JPMorgan’s recent announcement regarding the inclusion of Indian sovereign bonds in its global bond indices has sent ripples throughout the financial landscape. This decision holds profound implications for Indian government securities and the broader economic context.
In this episode of the State of the Economy podcast, Lokeshwarri SK talks to Mahendra Jajoo, Chief Investment Officer, Fixed Income, Mirae Asset Investment Managers. Jajoo helps decipher on the implications of this move.
The discussion looks at the intricacies of this development, which marks the culmination of prolonged anticipation within financial circles. The inclusion of Indian government bonds into the JPMorgan Bond Index is a testament to India’s growing prominence in global financial markets.
Mahendra Jajoo elucidates the pivotal role played by a freely accessible route introduced by the Indian government several years ago, which paved the way for this achievement. The podcast looks at the timeline for this inclusion, scheduled to commence in June 2024, with the 10% threshold expected to be reached by March 2025.
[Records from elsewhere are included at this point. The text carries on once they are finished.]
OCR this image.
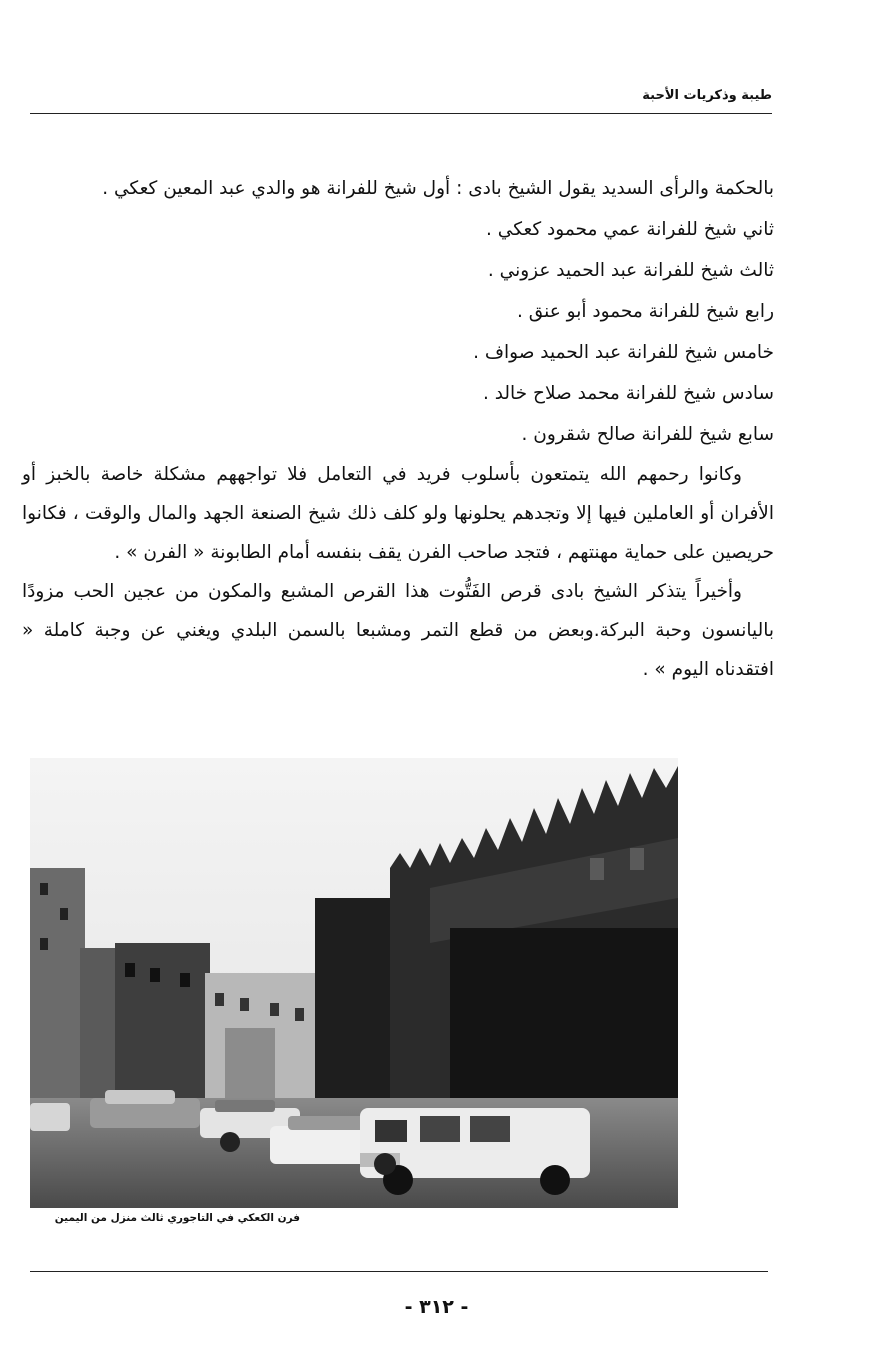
طيبة وذكريات الأحبة

بالحكمة والرأى السديد يقول الشيخ بادى : أول شيخ للفرانة هو والدي عبد المعين كعكي .

ثاني شيخ للفرانة عمي محمود كعكي .

ثالث شيخ للفرانة عبد الحميد عزوني .

رابع شيخ للفرانة محمود أبو عنق .

خامس شيخ للفرانة عبد الحميد صواف .

سادس شيخ للفرانة محمد صلاح خالد .

سابع شيخ للفرانة صالح شقرون .

وكانوا رحمهم الله يتمتعون بأسلوب فريد في التعامل فلا تواجههم مشكلة خاصة بالخبز أو الأفران أو العاملين فيها إلا وتجدهم يحلونها ولو كلف ذلك شيخ الصنعة الجهد والمال والوقت ، فكانوا حريصين على حماية مهنتهم ، فتجد صاحب الفرن يقف بنفسه أمام الطابونة « الفرن » .

وأخيراً يتذكر الشيخ بادى قرص الفَتُّوت هذا القرص المشبع والمكون من عجين الحب مزودًا باليانسون وحبة البركة.وبعض من قطع التمر ومشبعا بالسمن البلدي ويغني عن وجبة كاملة « افتقدناه اليوم » .

فرن الكعكي في التاجوري ثالث منزل من اليمين
- ٣١٢ -
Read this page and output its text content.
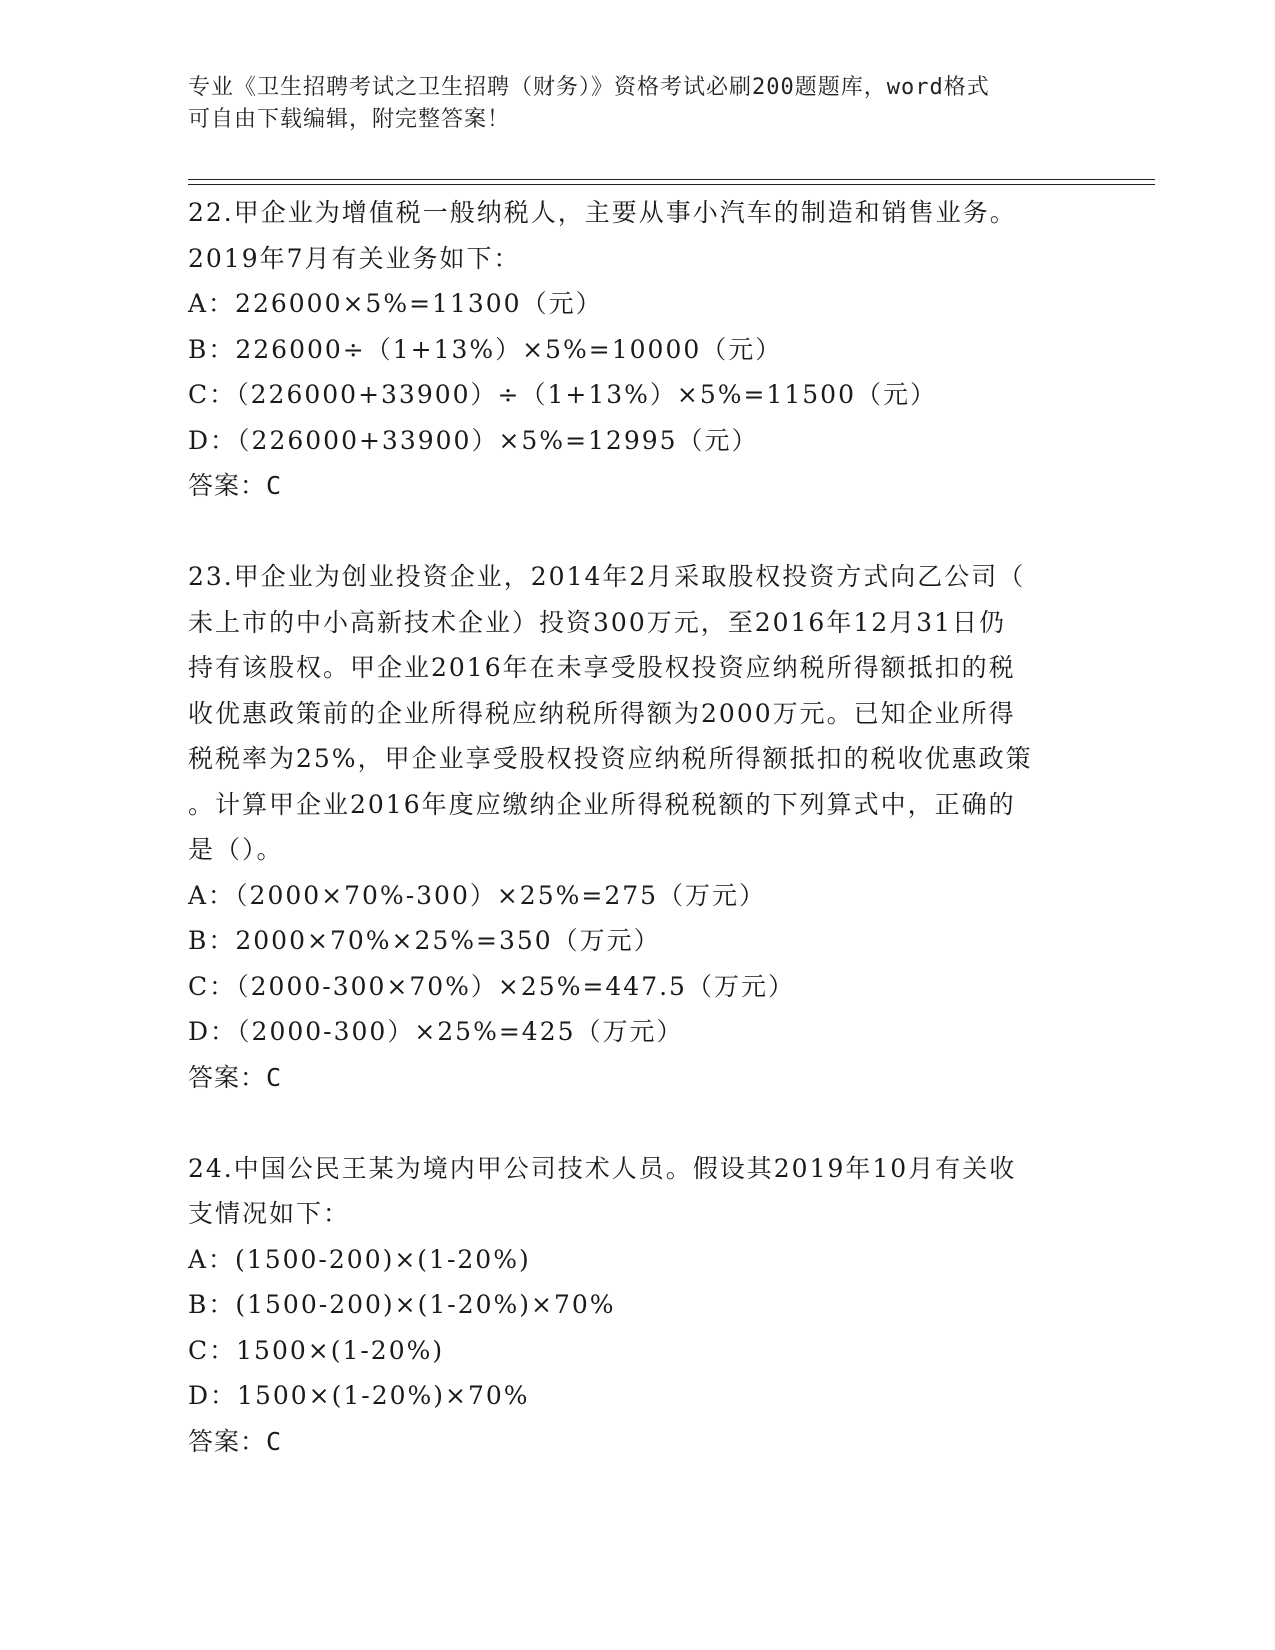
专业《卫生招聘考试之卫生招聘（财务）》资格考试必刷200题题库，word格式
可自由下载编辑，附完整答案！
22.甲企业为增值税一般纳税人，主要从事小汽车的制造和销售业务。
2019年7月有关业务如下：
A：226000×5%=11300（元）
B：226000÷（1+13%）×5%=10000（元）
C：（226000+33900）÷（1+13%）×5%=11500（元）
D：（226000+33900）×5%=12995（元）
答案：C
23.甲企业为创业投资企业，2014年2月采取股权投资方式向乙公司（
未上市的中小高新技术企业）投资300万元，至2016年12月31日仍
持有该股权。甲企业2016年在未享受股权投资应纳税所得额抵扣的税
收优惠政策前的企业所得税应纳税所得额为2000万元。已知企业所得
税税率为25%，甲企业享受股权投资应纳税所得额抵扣的税收优惠政策
。计算甲企业2016年度应缴纳企业所得税税额的下列算式中，正确的
是（）。
A：（2000×70%-300）×25%=275（万元）
B：2000×70%×25%=350（万元）
C：（2000-300×70%）×25%=447.5（万元）
D：（2000-300）×25%=425（万元）
答案：C
24.中国公民王某为境内甲公司技术人员。假设其2019年10月有关收
支情况如下：
A：(1500-200)×(1-20%)
B：(1500-200)×(1-20%)×70%
C：1500×(1-20%)
D：1500×(1-20%)×70%
答案：C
The podcast also explores the potential impact on Indian bond yields. Despite initial market volatility, Mahendra Jajoo emphasises that global economic factors, including inflation and growth rates, make a significant decline in bond yields an improbable outcome in the short term.
The conversation extends to the prospect of other index providers, such as Bloomberg and FTSE, following suit. Jajoo expresses a positive outlook, underlining the robustness of the Indian market and the geopolitical considerations that favor the inclusion of Indian sovereign bonds in their indices.
Mahendra Jajoo addresses concerns pertaining to foreign investors’ past reluctance to utilize their investment limits for Indian bonds. He postulates that, as global interest rates stabilize and alternative market opportunities diminish, India’s attractive yields and stable market conditions are poised to attract heightened foreign investment.